Quando cheguei ao Rio de Janeiro, na década de 50, justamente na Legislatura de 1955 a 1960, eu era um jovem Deputado, e o cenário político do Rio de Janeiro era iluminado por um grupo excepcional de Parlamentares: a famosa Banda de Música da UDN.

Fundada na luta contra Vargas, numa união de forças muito ampla, que incluía a Esquerda Democrática, sob o comando de João Mangabeira, a UDN se transformara numa grande força de oposição contra o PSD e o PTB.

O grande líder, que vinha da Revolução de 30, era Virgílio de Melo Franco; seu irmão, Afonso, um orador extraordinário, muitas vezes esta tribuna teve oportunidade de ouvi-lo. A seu redor, num grupo que atuava com grande coesão e dominava completamente o debate, estavam as figuras de Prado Kelly, Bilac Pinto, João Agripino, Milton Campos, José Bonifácio, Ernani Sátiro, Carlos Lacerda, Adauto Lúcio Cardoso; do outro lado, Capanema, Vieira de Melo e muitos outros brilhantes Parlamentares daquele tempo. Era nesse painel que estava situado Aliomar Baleeiro, que hoje faria 100 anos.

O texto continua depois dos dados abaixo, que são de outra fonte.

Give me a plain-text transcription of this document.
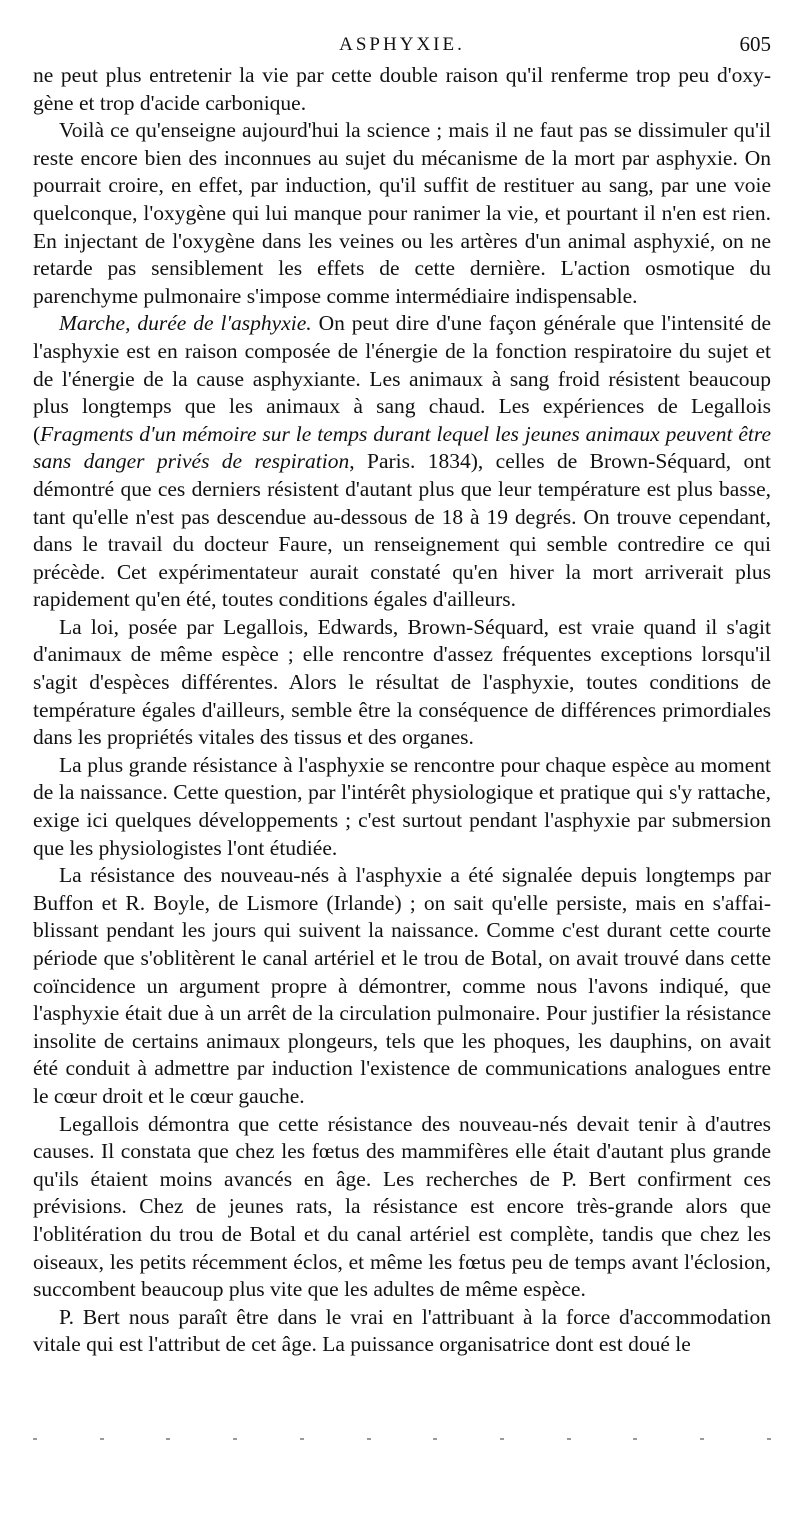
ASPHYXIE.	605

ne peut plus entretenir la vie par cette double raison qu'il renferme trop peu d'oxygène et trop d'acide carbonique.

Voilà ce qu'enseigne aujourd'hui la science ; mais il ne faut pas se dissimuler qu'il reste encore bien des inconnues au sujet du mécanisme de la mort par asphyxie. On pourrait croire, en effet, par induction, qu'il suffit de restituer au sang, par une voie quelconque, l'oxygène qui lui manque pour ranimer la vie, et pourtant il n'en est rien. En injectant de l'oxygène dans les veines ou les artères d'un animal asphyxié, on ne retarde pas sensiblement les effets de cette dernière. L'action osmotique du parenchyme pulmonaire s'impose comme intermédiaire indispensable.

Marche, durée de l'asphyxie. On peut dire d'une façon générale que l'intensité de l'asphyxie est en raison composée de l'énergie de la fonction respiratoire du sujet et de l'énergie de la cause asphyxiante. Les animaux à sang froid résistent beaucoup plus longtemps que les animaux à sang chaud. Les expériences de Legallois (Fragments d'un mémoire sur le temps durant lequel les jeunes animaux peuvent être sans danger privés de respiration, Paris. 1834), celles de Brown-Séquard, ont démontré que ces derniers résistent d'autant plus que leur température est plus basse, tant qu'elle n'est pas descendue au-dessous de 18 à 19 degrés. On trouve cependant, dans le travail du docteur Faure, un renseignement qui semble contredire ce qui précède. Cet expérimentateur aurait constaté qu'en hiver la mort arriverait plus rapidement qu'en été, toutes conditions égales d'ailleurs.

La loi, posée par Legallois, Edwards, Brown-Séquard, est vraie quand il s'agit d'animaux de même espèce ; elle rencontre d'assez fréquentes exceptions lorsqu'il s'agit d'espèces différentes. Alors le résultat de l'asphyxie, toutes conditions de température égales d'ailleurs, semble être la conséquence de différences primordiales dans les propriétés vitales des tissus et des organes.

La plus grande résistance à l'asphyxie se rencontre pour chaque espèce au moment de la naissance. Cette question, par l'intérêt physiologique et pratique qui s'y rattache, exige ici quelques développements ; c'est surtout pendant l'asphyxie par submersion que les physiologistes l'ont étudiée.

La résistance des nouveau-nés à l'asphyxie a été signalée depuis longtemps par Buffon et R. Boyle, de Lismore (Irlande) ; on sait qu'elle persiste, mais en s'affaiblissant pendant les jours qui suivent la naissance. Comme c'est durant cette courte période que s'oblitèrent le canal artériel et le trou de Botal, on avait trouvé dans cette coïncidence un argument propre à démontrer, comme nous l'avons indiqué, que l'asphyxie était due à un arrêt de la circulation pulmonaire. Pour justifier la résistance insolite de certains animaux plongeurs, tels que les phoques, les dauphins, on avait été conduit à admettre par induction l'existence de communications analogues entre le cœur droit et le cœur gauche.

Legallois démontra que cette résistance des nouveau-nés devait tenir à d'autres causes. Il constata que chez les fœtus des mammifères elle était d'autant plus grande qu'ils étaient moins avancés en âge. Les recherches de P. Bert confirment ces prévisions. Chez de jeunes rats, la résistance est encore très-grande alors que l'oblitération du trou de Botal et du canal artériel est complète, tandis que chez les oiseaux, les petits récemment éclos, et même les fœtus peu de temps avant l'éclosion, succombent beaucoup plus vite que les adultes de même espèce.

P. Bert nous paraît être dans le vrai en l'attribuant à la force d'accommodation vitale qui est l'attribut de cet âge. La puissance organisatrice dont est doué le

Vejo entrar nesta Casa o Senador Antonio Carlos Magalhães, um amigo estreito de Aliomar Baleeiro, da Bancada da Bahia, e que honrava aquela Bancada com seu brilho, mantendo a linha dos grandes baianos que ocuparam o Parlamento nacional.

Vinha da luta pela democracia.

Ele, Aliomar, foi um jovem repórter. Foi advogado. Dirigiu o jornal O Estado da Bahia. Começou sua carreira de professor de Direito, que exerceria na Bahia, no Rio de Janeiro e também em Brasília, quando aqui esteve.

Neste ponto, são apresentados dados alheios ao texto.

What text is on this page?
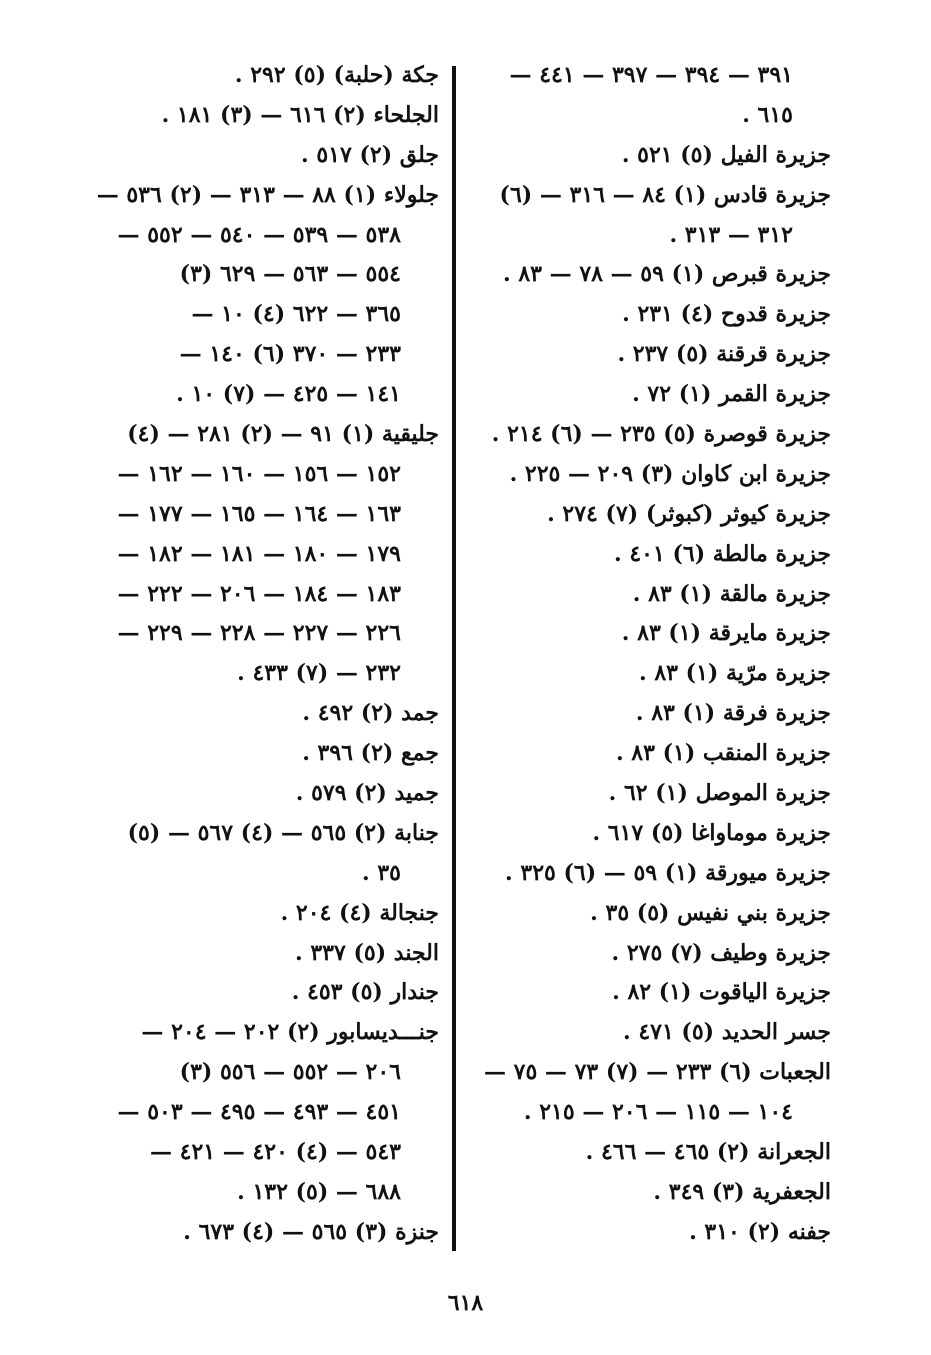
٣٩١ — ٣٩٤ — ٣٩٧ — ٤٤١ —
٦١٥ .
جزيرة الفيل (٥) ٥٢١ .
جزيرة قادس (١) ٨٤ — ٣١٦ — (٦)
٣١٢ — ٣١٣ .
جزيرة قبرص (١) ٥٩ — ٧٨ — ٨٣ .
جزيرة قدوح (٤) ٢٣١ .
جزيرة قرقنة (٥) ٢٣٧ .
جزيرة القمر (١) ٧٢ .
جزيرة قوصرة (٥) ٢٣٥ — (٦) ٢١٤ .
جزيرة ابن كاوان (٣) ٢٠٩ — ٢٢٥ .
جزيرة كيوثر (كبوثر) (٧) ٢٧٤ .
جزيرة مالطة (٦) ٤٠١ .
جزيرة مالقة (١) ٨٣ .
جزيرة مايرقة (١) ٨٣ .
جزيرة مرّية (١) ٨٣ .
جزيرة فرقة (١) ٨٣ .
جزيرة المنقب (١) ٨٣ .
جزيرة الموصل (١) ٦٢ .
جزيرة موماواغا (٥) ٦١٧ .
جزيرة ميورقة (١) ٥٩ — (٦) ٣٢٥ .
جزيرة بني نفيس (٥) ٣٥ .
جزيرة وطيف (٧) ٢٧٥ .
جزيرة الياقوت (١) ٨٢ .
جسر الحديد (٥) ٤٧١ .
الجعبات (٦) ٢٣٣ — (٧) ٧٣ — ٧٥ —
١٠٤ — ١١٥ — ٢٠٦ — ٢١٥ .
الجعرانة (٢) ٤٦٥ — ٤٦٦ .
الجعفرية (٣) ٣٤٩ .
جفنه (٢) ٣١٠ .
جكة (حلبة) (٥) ٢٩٢ .
الجلحاء (٢) ٦١٦ — (٣) ١٨١ .
جلق (٢) ٥١٧ .
جلولاء (١) ٨٨ — ٣١٣ — (٢) ٥٣٦ —
٥٣٨ — ٥٣٩ — ٥٤٠ — ٥٥٢ —
٥٥٤ — ٥٦٣ — ٦٢٩ (٣)
٣٦٥ — ٦٢٢ (٤) ١٠ —
٢٣٣ — ٣٧٠ (٦) ١٤٠ —
١٤١ — ٤٢٥ — (٧) ١٠ .
جليقية (١) ٩١ — (٢) ٢٨١ — (٤)
١٥٢ — ١٥٦ — ١٦٠ — ١٦٢ —
١٦٣ — ١٦٤ — ١٦٥ — ١٧٧ —
١٧٩ — ١٨٠ — ١٨١ — ١٨٢ —
١٨٣ — ١٨٤ — ٢٠٦ — ٢٢٢ —
٢٢٦ — ٢٢٧ — ٢٢٨ — ٢٢٩ —
٢٣٢ — (٧) ٤٣٣ .
جمد (٢) ٤٩٢ .
جمع (٢) ٣٩٦ .
جميد (٢) ٥٧٩ .
جنابة (٢) ٥٦٥ — (٤) ٥٦٧ — (٥)
٣٥ .
جنجالة (٤) ٢٠٤ .
الجند (٥) ٣٣٧ .
جندار (٥) ٤٥٣ .
جنـــديسابور (٢) ٢٠٢ — ٢٠٤ —
٢٠٦ — ٥٥٢ — ٥٥٦ (٣)
٤٥١ — ٤٩٣ — ٤٩٥ — ٥٠٣ —
٥٤٣ — (٤) ٤٢٠ — ٤٢١ —
٦٨٨ — (٥) ١٣٢ .
جنزة (٣) ٥٦٥ — (٤) ٦٧٣ .
٦١٨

Em 1934, juntou-se a Juracy Magalhães, que era, desde a Revolução de 30, o grande líder baiano. Elegeu-se Deputado na Constituinte baiana de 1935. Deputado Estadual, apoiando José Américo de Almeida, sofreu a violência do Estado Novo em 1937. Começou uma longa luta contra a ditadura de Vargas. Em 1945, foi o criador, na Bahia, da União Democrática Nacional. Foi eleito constituinte e secretário-geral do Partido.

Na Assembléia Constituinte, com o seu brilho e a sua fama de grande conhecedor de assuntos financeiros, Aliomar tornou-se relator da comissão de elaboração do anteprojeto de Constituição. Destacou-se na subcomissão de Discriminação de Renda - onde fixou as bases do nosso Direito Constitucional Financeiro - e na defesa do municipalismo.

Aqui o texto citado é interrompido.